## August 29, 2008

### Determining whether an individual is in a mixed sample using microarrays

This is a very important new paper, blogged about by Gene Expression and the Spittoon.

A short explanation

DNA from many different individuals may be "mixed up", either literally (e.g. in a crime scene), or figuratively (in an allele frequency table where individual genotypes are averaged).

If you have the genotype of a particular individual, can you tell whether or not he is included in the mix?

The surprising answer is yes, even if the person contributes less than 1% to the mixture, provided that you study a large number of markers, such as the multi-100K chips by companies such as Illumina or Affymetrix.

An individual's DNA shifts the sample's allele frequencies by very small amounts. If the individual is included in the mix, then averaged over many loci, the sample will deviate from the overall population standard in the direction of the individual.

Let's give a non-genetic analogy (I'm making these numbers up, but they'll do). If the Chinese height average is 1.75m, and a sample of Chinese has a height average of 1.8m, then Yao Ming is more likely to be in that sample.
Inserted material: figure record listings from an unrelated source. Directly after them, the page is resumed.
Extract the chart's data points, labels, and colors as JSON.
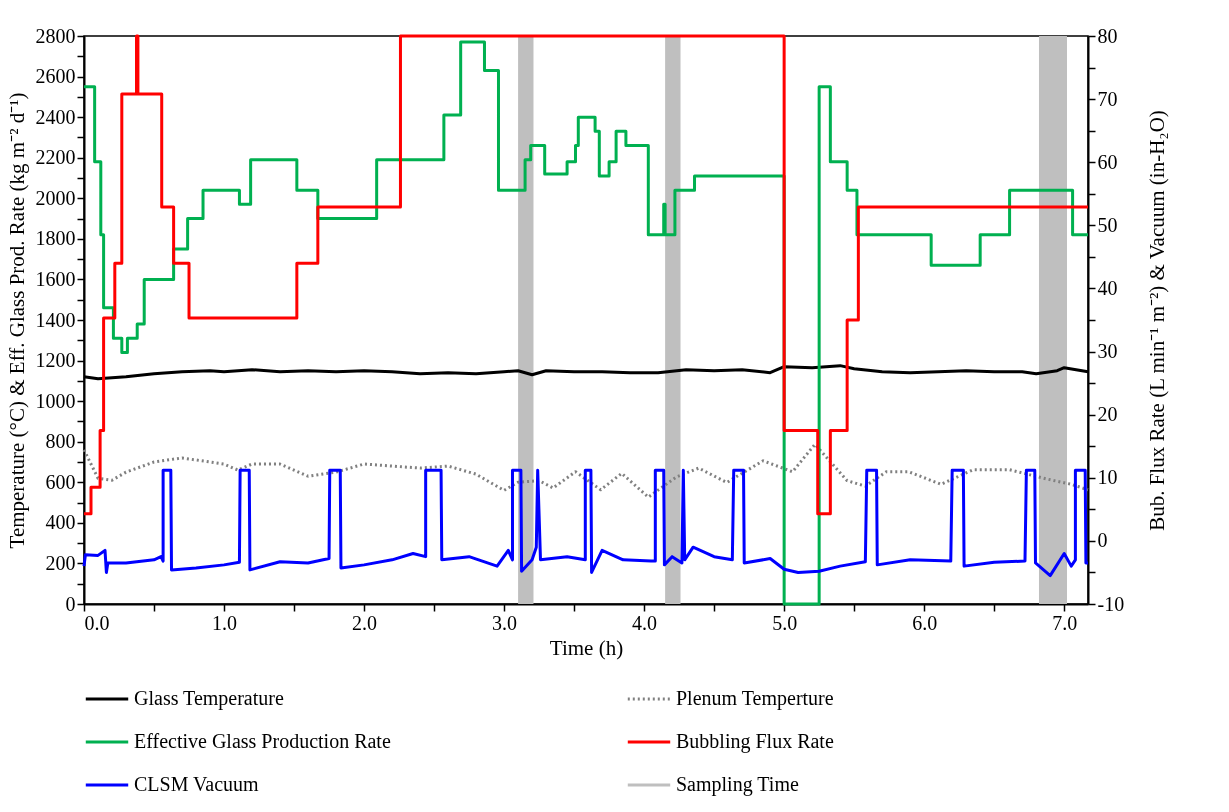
{
  "chart_data": {
    "type": "line",
    "xlabel": "Time (h)",
    "ylabel": "Temperature (°C) & Eff. Glass Prod. Rate (kg m⁻² d⁻¹)",
    "y2label": "Bub. Flux Rate (L min⁻¹ m⁻²) & Vacuum (in-H₂O)",
    "xlim": [
      0,
      7.17
    ],
    "xticks": [
      {
        "value": 0,
        "label": "0.0"
      },
      {
        "value": 0.5,
        "label": null
      },
      {
        "value": 1,
        "label": "1.0"
      },
      {
        "value": 1.5,
        "label": null
      },
      {
        "value": 2,
        "label": "2.0"
      },
      {
        "value": 2.5,
        "label": null
      },
      {
        "value": 3,
        "label": "3.0"
      },
      {
        "value": 3.5,
        "label": null
      },
      {
        "value": 4,
        "label": "4.0"
      },
      {
        "value": 4.5,
        "label": null
      },
      {
        "value": 5,
        "label": "5.0"
      },
      {
        "value": 5.5,
        "label": null
      },
      {
        "value": 6,
        "label": "6.0"
      },
      {
        "value": 6.5,
        "label": null
      },
      {
        "value": 7,
        "label": "7.0"
      }
    ],
    "ylim": [
      0,
      2800
    ],
    "yticks": [
      0,
      {
        "value": 100,
        "label": null
      },
      200,
      {
        "value": 300,
        "label": null
      },
      400,
      {
        "value": 500,
        "label": null
      },
      600,
      {
        "value": 700,
        "label": null
      },
      800,
      {
        "value": 900,
        "label": null
      },
      1000,
      {
        "value": 1100,
        "label": null
      },
      1200,
      {
        "value": 1300,
        "label": null
      },
      1400,
      {
        "value": 1500,
        "label": null
      },
      1600,
      {
        "value": 1700,
        "label": null
      },
      1800,
      {
        "value": 1900,
        "label": null
      },
      2000,
      {
        "value": 2100,
        "label": null
      },
      2200,
      {
        "value": 2300,
        "label": null
      },
      2400,
      {
        "value": 2500,
        "label": null
      },
      2600,
      {
        "value": 2700,
        "label": null
      },
      2800
    ],
    "y2lim": [
      -10,
      80
    ],
    "y2ticks": [
      -10,
      {
        "value": -5,
        "label": null
      },
      0,
      {
        "value": 5,
        "label": null
      },
      10,
      {
        "value": 15,
        "label": null
      },
      20,
      {
        "value": 25,
        "label": null
      },
      30,
      {
        "value": 35,
        "label": null
      },
      40,
      {
        "value": 45,
        "label": null
      },
      50,
      {
        "value": 55,
        "label": null
      },
      60,
      {
        "value": 65,
        "label": null
      },
      70,
      {
        "value": 75,
        "label": null
      },
      80
    ],
    "grid": false,
    "legend": "bottom",
    "marker": "none",
    "bands": [
      {
        "axis": "x",
        "from": 3.1,
        "to": 3.21,
        "label": "Sampling Time",
        "color": "#bfbfbf"
      },
      {
        "axis": "x",
        "from": 4.15,
        "to": 4.26,
        "color": "#bfbfbf"
      },
      {
        "axis": "x",
        "from": 6.82,
        "to": 7.02,
        "color": "#bfbfbf"
      }
    ],
    "series": [
      {
        "name": "Glass Temperature",
        "type": "line",
        "color": "#000000",
        "x": [
          0,
          0.1,
          0.3,
          0.5,
          0.7,
          0.9,
          1.0,
          1.2,
          1.4,
          1.6,
          1.8,
          2.0,
          2.2,
          2.4,
          2.6,
          2.8,
          3.0,
          3.1,
          3.2,
          3.3,
          3.5,
          3.7,
          3.9,
          4.1,
          4.3,
          4.5,
          4.7,
          4.9,
          5.0,
          5.2,
          5.4,
          5.5,
          5.7,
          5.9,
          6.1,
          6.3,
          6.5,
          6.7,
          6.8,
          6.95,
          7.0,
          7.17
        ],
        "values": [
          1120,
          1110,
          1120,
          1135,
          1145,
          1150,
          1145,
          1155,
          1145,
          1150,
          1145,
          1150,
          1145,
          1135,
          1140,
          1135,
          1145,
          1150,
          1130,
          1150,
          1145,
          1145,
          1140,
          1140,
          1155,
          1150,
          1155,
          1140,
          1170,
          1165,
          1175,
          1160,
          1145,
          1140,
          1145,
          1150,
          1145,
          1145,
          1135,
          1150,
          1165,
          1145
        ]
      },
      {
        "name": "Plenum Temperture",
        "type": "line",
        "line_style": "dotted",
        "color": "#808080",
        "x": [
          0,
          0.1,
          0.2,
          0.3,
          0.5,
          0.7,
          0.9,
          1.0,
          1.1,
          1.2,
          1.4,
          1.6,
          1.8,
          2.0,
          2.2,
          2.4,
          2.6,
          2.8,
          3.0,
          3.1,
          3.25,
          3.35,
          3.51,
          3.69,
          3.84,
          4.03,
          4.23,
          4.39,
          4.59,
          4.85,
          5.06,
          5.22,
          5.45,
          5.58,
          5.73,
          5.89,
          6.12,
          6.35,
          6.61,
          6.87,
          7.05,
          7.17
        ],
        "values": [
          760,
          620,
          610,
          650,
          700,
          720,
          700,
          690,
          660,
          690,
          690,
          630,
          650,
          690,
          680,
          670,
          680,
          640,
          560,
          600,
          608,
          572,
          652,
          563,
          644,
          527,
          626,
          670,
          599,
          706,
          652,
          787,
          608,
          581,
          652,
          652,
          590,
          662,
          662,
          617,
          590,
          563
        ]
      },
      {
        "name": "Effective Glass Production Rate",
        "type": "step",
        "color": "#00b050",
        "x": [
          0,
          0.076,
          0.12,
          0.14,
          0.21,
          0.27,
          0.31,
          0.38,
          0.43,
          0.64,
          0.74,
          0.85,
          1.11,
          1.19,
          1.52,
          1.67,
          2.09,
          2.57,
          2.69,
          2.86,
          2.96,
          3.15,
          3.19,
          3.29,
          3.45,
          3.51,
          3.53,
          3.65,
          3.68,
          3.75,
          3.8,
          3.87,
          4.03,
          4.14,
          4.15,
          4.22,
          4.36,
          5.0,
          5.25,
          5.33,
          5.45,
          5.52,
          6.05,
          6.4,
          6.61,
          7.06,
          7.17
        ],
        "values": [
          2550,
          2180,
          1820,
          1460,
          1310,
          1240,
          1310,
          1380,
          1600,
          1750,
          1900,
          2040,
          1970,
          2190,
          2040,
          1900,
          2190,
          2410,
          2770,
          2630,
          2040,
          2190,
          2260,
          2120,
          2180,
          2260,
          2400,
          2330,
          2110,
          2180,
          2330,
          2260,
          1820,
          1970,
          1820,
          2040,
          2110,
          0,
          2550,
          2180,
          2040,
          1820,
          1670,
          1820,
          2040,
          1820,
          1820
        ]
      },
      {
        "name": "Bubbling Flux Rate",
        "type": "step",
        "axis": "y2",
        "color": "#ff0000",
        "x": [
          0,
          0.05,
          0.115,
          0.14,
          0.22,
          0.27,
          0.375,
          0.385,
          0.555,
          0.64,
          0.75,
          1.52,
          1.67,
          2.26,
          5.0,
          5.24,
          5.33,
          5.45,
          5.53,
          7.17
        ],
        "values": [
          4.3,
          8.5,
          17.5,
          35.3,
          44.0,
          70.8,
          80,
          70.8,
          52.9,
          44.0,
          35.3,
          44.0,
          52.9,
          80,
          17.5,
          4.3,
          17.5,
          35.0,
          52.9,
          52.9
        ]
      },
      {
        "name": "CLSM Vacuum",
        "type": "line",
        "axis": "y2",
        "color": "#0000ff",
        "x": [
          0,
          0.01,
          0.1,
          0.15,
          0.16,
          0.17,
          0.3,
          0.5,
          0.55,
          0.565,
          0.565,
          0.62,
          0.625,
          0.8,
          1.0,
          1.11,
          1.115,
          1.18,
          1.185,
          1.4,
          1.6,
          1.75,
          1.755,
          1.83,
          1.835,
          2.0,
          2.2,
          2.35,
          2.44,
          2.44,
          2.55,
          2.555,
          2.75,
          2.95,
          3.03,
          3.06,
          3.06,
          3.12,
          3.125,
          3.2,
          3.23,
          3.24,
          3.26,
          3.45,
          3.58,
          3.58,
          3.62,
          3.625,
          3.7,
          3.85,
          4.05,
          4.08,
          4.08,
          4.14,
          4.145,
          4.2,
          4.27,
          4.28,
          4.29,
          4.35,
          4.5,
          4.63,
          4.64,
          4.71,
          4.715,
          4.9,
          5.0,
          5.1,
          5.25,
          5.4,
          5.58,
          5.59,
          5.66,
          5.665,
          5.9,
          6.19,
          6.2,
          6.28,
          6.285,
          6.5,
          6.72,
          6.73,
          6.79,
          6.795,
          6.9,
          7.0,
          7.05,
          7.08,
          7.08,
          7.15,
          7.155,
          7.17
        ],
        "values": [
          -4,
          -2.2,
          -2.3,
          -1.5,
          -5,
          -3.5,
          -3.5,
          -3,
          -2.5,
          -3.2,
          11.2,
          11.2,
          -4.6,
          -4.3,
          -3.8,
          -3.4,
          11.2,
          11.2,
          -4.6,
          -3.3,
          -3.5,
          -2.8,
          11.2,
          11.2,
          -4.3,
          -3.8,
          -3,
          -2,
          -2.5,
          11.2,
          11.2,
          -3,
          -2.5,
          -4,
          -1.5,
          -3,
          11.2,
          11.2,
          -4.8,
          -3,
          -1,
          11.2,
          -3,
          -2.5,
          -3,
          11.2,
          11.2,
          -5,
          -1.5,
          -3,
          -3.2,
          -3.2,
          11.2,
          11.2,
          -3.8,
          -2.5,
          -3.5,
          11.2,
          -3,
          -1,
          -2.5,
          -3,
          11.2,
          11.2,
          -3.5,
          -2.8,
          -4.5,
          -5,
          -4.8,
          -4,
          -3.3,
          11.2,
          11.2,
          -3.8,
          -3,
          -3.2,
          11.2,
          11.2,
          -4,
          -3.4,
          -3.2,
          11.2,
          11.2,
          -3.5,
          -5.5,
          -2,
          -4,
          -3,
          11.2,
          11.2,
          -3.5,
          -3.5
        ]
      }
    ]
  }
}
Of course, using one trait, it is impossible to conclude firmly that Yao Ming is in the sample: any number of tall Chinese could raise the sample average. But, averaged over many traits, Yao Ming's individual traits would stand out, whereas those of other tall Chinese men would not.

The power of this technique relies on using a very large number of variables, which has become possible with the use of microarray chips measuring hundreds of thousands of polymorphisms.

Why is this important?

The forensic applications are clear: people's DNA gets mixed up all the time, yet investigators are interested in determining whether a particular individual (e.g. criminal or missing person) was present in a scene.

The scientific implications are less clear, but more troubling. From now on, releasing a table of "allele frequencies" in a sample can't be guaranteed to mask the identities of individuals.

Suppose someone asked you to participate in a scientific study, and you were told that no individual genetic information would be disclosed to the public, but only averaged information over all participants.

You can no longer be content with that promise. Someone who has acquired your genotype can now figure out whether or not you participated in the study.

What is troubling, at least for me is the proposed solution to this problem:
Considering privacy issues with genetic data, it is now clear that further research is needed to determine how to best share data while fully masking identity of individual participants. However, since sharing only summary data does not completely mask identity, greater emphasis is needed for providing mechanisms to confidentially share and combine individual genotype data across studies, allowing for more robust meta-analysis such as for gene-environment and gene-gene interactions.
In other words, the proposed solution would deprive the public of access to any type of genetic information produced by studies the public actually pays for. Instead, individuals' genotype data, it is proposed, will be shared among scientists themselves.

But, who decides who can get access to the data? If an obscure "scientist" from some far-away land asks for data for a study he is conducting, is he entitled to it? Or, will the data be shared by a close-knit group, thus making it more difficult to evaluate it independently, or to create derivative applications (such as EURO-DNA-CALC, which would have been impossible without allele frequency data)

PLoS Genet 4(8): e1000167. doi:10.1371/journal.pgen.1000167

Resolving Individuals Contributing Trace Amounts of DNA to Highly Complex Mixtures Using High-Density SNP Genotyping Microarrays

Nils Homer et al.

Abstract

We use high-density single nucleotide polymorphism (SNP) genotyping microarrays to demonstrate the ability to accurately and robustly determine whether individuals are in a complex genomic DNA mixture. We first develop a theoretical framework for detecting an individual's presence within a mixture, then show, through simulations, the limits associated with our method, and finally demonstrate experimentally the identification of the presence of genomic DNA of specific individuals within a series of highly complex genomic mixtures, including mixtures where an individual contributes less than 0.1% of the total genomic DNA. These findings shift the perceived utility of SNPs for identifying individual trace contributors within a forensics mixture, and suggest future research efforts into assessing the viability of previously sub-optimal DNA sources due to sample contamination. These findings also suggest that composite statistics across cohorts, such as allele frequency or genotype counts, do not mask identity within genome-wide association studies. The implications of these findings are discussed.